Fomenko Igor, Durst Mark, Balaban David
Systems Informatics Department, Amgen, One Amgen Center Drive, MS 34-2-A, Thousand Oaks, CA 91320-1799, USA.
Comput Methods Programs Biomed. 2006 Apr;82(1):31-7. doi: 10.1016/j.cmpb.2006.01.008. Epub 2006 Mar 23.
Effective analysis of high throughput screening (HTS) data requires automation of dose-response curve fitting for large numbers of datasets.
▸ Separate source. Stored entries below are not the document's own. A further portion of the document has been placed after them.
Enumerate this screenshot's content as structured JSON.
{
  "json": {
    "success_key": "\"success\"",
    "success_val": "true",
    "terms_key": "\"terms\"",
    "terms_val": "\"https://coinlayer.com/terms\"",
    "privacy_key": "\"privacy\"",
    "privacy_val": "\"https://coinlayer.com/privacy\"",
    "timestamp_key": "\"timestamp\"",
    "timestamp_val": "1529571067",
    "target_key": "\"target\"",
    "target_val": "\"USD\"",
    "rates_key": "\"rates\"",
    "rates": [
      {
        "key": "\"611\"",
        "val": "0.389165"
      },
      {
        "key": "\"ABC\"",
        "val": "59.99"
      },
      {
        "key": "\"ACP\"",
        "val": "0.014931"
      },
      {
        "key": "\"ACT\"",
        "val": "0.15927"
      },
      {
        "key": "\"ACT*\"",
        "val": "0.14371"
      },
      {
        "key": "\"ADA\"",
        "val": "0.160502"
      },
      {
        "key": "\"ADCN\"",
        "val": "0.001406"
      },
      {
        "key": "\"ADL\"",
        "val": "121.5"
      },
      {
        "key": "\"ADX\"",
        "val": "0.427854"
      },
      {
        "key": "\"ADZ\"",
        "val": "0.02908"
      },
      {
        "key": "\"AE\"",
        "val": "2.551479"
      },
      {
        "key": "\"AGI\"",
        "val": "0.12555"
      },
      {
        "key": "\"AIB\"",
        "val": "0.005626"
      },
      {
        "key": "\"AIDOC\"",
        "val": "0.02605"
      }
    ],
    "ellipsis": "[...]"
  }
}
Datasets with outliers are not handled well by standard non-linear least squares methods, and manual outlier removal after visual inspection is tedious and potentially biased. We propose robust non-linear regression via M-estimation as a statistical technique for automated implementation. The approach of finding M-estimates by Iteratively Reweighted Least Squares (IRLS) and the resulting optimization problem are described. Initial parameter estimates for iterative methods are important, so self-starting methods for our model are presented. We outline the software implementation, done in Matlab and deployed as an Excel application via the Matlab Excel Builder Toolkit. Results of M-estimation are compared with least squares estimates before and after manual editing.
高通量筛选(HTS)数据的有效分析需要对大量数据集的剂量反应曲线拟合进行自动化。标准的非线性最小二乘法不能很好地处理含有异常值的数据集,目视检查后手动去除异常值既繁琐又可能存在偏差。我们提出通过M估计进行稳健的非线性回归,作为一种用于自动化实现的统计技术。描述了通过迭代加权最小二乘法(IRLS)寻找M估计的方法以及由此产生的优化问题。迭代方法的初始参数估计很重要,因此我们给出了模型的自启动方法。我们概述了在Matlab中完成并通过Matlab Excel Builder Toolkit部署为Excel应用程序的软件实现。将M估计的结果与手动编辑前后的最小二乘估计进行了比较。